The way we spend money has changed, dramatically. Society is becoming increasingly cashless, with contactless payments, ecommerce and mobile payments growing at a rapid rate. At the same time, the financial services market for children and teenagers is growing particularly quickly.

This is why I believe that, in addition to schools and parents, the financial services industry has a critical role to play in the financial inclusion of children. As the number of young people using their services grows, so too do banks' and financial service providers' (FSPs) responsibilities.

Some UK banks have a long-standing commitment to helping young people. NatWest's MoneySense aims to supplement school delivered education programs, similar to the recently re-launched Lloyds Bank Money for Life.

Beyond their CSR backed education campaigns, banks and FSPs need to ensure products are appropriately developed and marketed to children and teenagers, and ensure that they are offered in a secure and safe fashion, to underpin any financial education.

For many major banks, this may be more difficult, as they grapple with the challenge of regulatory issues and compliance, and with creaking, decades-old legacy systems, which simply weren't designed to meet the complex requirements of today's digital age.

Fortunately, some steps have been taken in this direction with some financial institutions offering products that are designed with children in mind. At the same time, groups like Child & Youth Finance International (CYFI), MasterCard, UNICEF and others, have also outlined how the sector can improve the payment products offered to children. So what can the industry do to ensure financial payment products are 'child and teen friendly'?

For a start, payment products for those under the age of 18 should be automatically and unalterably blocked by default at age inappropriate merchants like pubs, casinos and websites selling adult material.

Products also need to come with guidance about fraud and how to avoid it. This is particularly important as research by IfS University College revealed that almost 40% of 15-18 year olds had received a call, text or email asking for bank details or a PIN. I know of one European bank that offers information and advice about staying safe from fraud through youth-orientated YouTube videos. Advising about ensuring that online vendors have a secure URL, disposing of documents containing bank account information in a safe way and calling the bank if a card is lost or stolen, would also help inform young people about the risks associated with modern banking.

Yet helping young savers stay safe is not the same as helping them become financially responsible. In this regard, the industry could do more. For instance, payment products should ensure that regular balance updates are provided via text or a mobile app to help a child keep on top of their spending. Monthly statements (either printed or online) can also help - especially if, as parents, we take the time to go through that month's spend with our child.

Similarly, allowing parents to access and monitor a child's spending, as well as allowing them to set certain limits and restrictions, can also ensure that children learn to spend and budget safely with parental oversight.

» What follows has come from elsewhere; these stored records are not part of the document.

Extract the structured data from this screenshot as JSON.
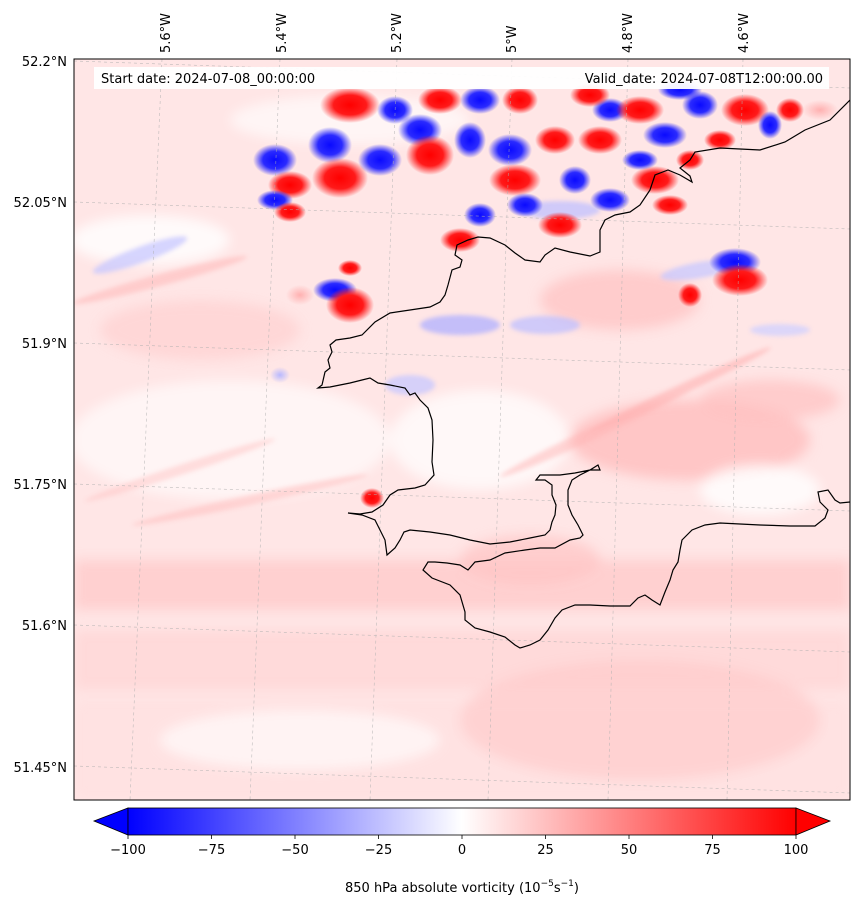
{
  "map": {
    "start_date": "Start date: 2024-07-08_00:00:00",
    "valid_date": "Valid_date: 2024-07-08T12:00:00.00",
    "lon_ticks": [
      "5.6°W",
      "5.4°W",
      "5.2°W",
      "5°W",
      "4.8°W",
      "4.6°W"
    ],
    "lat_ticks": [
      "52.2°N",
      "52.05°N",
      "51.9°N",
      "51.75°N",
      "51.6°N",
      "51.45°N"
    ],
    "field": "850 hPa absolute vorticity",
    "colormap": {
      "negative": "#0000ff",
      "zero": "#ffffff",
      "positive": "#ff0000"
    }
  },
  "colorbar": {
    "label": "850 hPa absolute vorticity (10",
    "label_exp1": "−5",
    "label_mid": "s",
    "label_exp2": "−1",
    "label_end": ")",
    "min": -100,
    "max": 100,
    "ticks": [
      "−100",
      "−75",
      "−50",
      "−25",
      "0",
      "25",
      "50",
      "75",
      "100"
    ],
    "tick_values": [
      -100,
      -75,
      -50,
      -25,
      0,
      25,
      50,
      75,
      100
    ],
    "extend": "both"
  }
}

Product design could also see the number of controls diminish as a child gets older, granting greater financial independence, reflecting their improved financial responsibility.

In my view, it is not just about encouraging responsible spending. Payment products should also be designed to incentivise saving and there are a number of ways that this can be done. Children could, for instance, be provided with separate accounts for spending and saving. The latter account should also allow children to set a savings target, allowing both parent and child to monitor progress. This would help teach children that money isn't just there to be spent, and that saving towards an end goal can be just as satisfying!

Ultimately, payment products should not be seen as an alternative to instruction at home or school. Rather, the inclusion of tools that children and parents can use together will help ensure that crucial, instructive interactions continue to take place.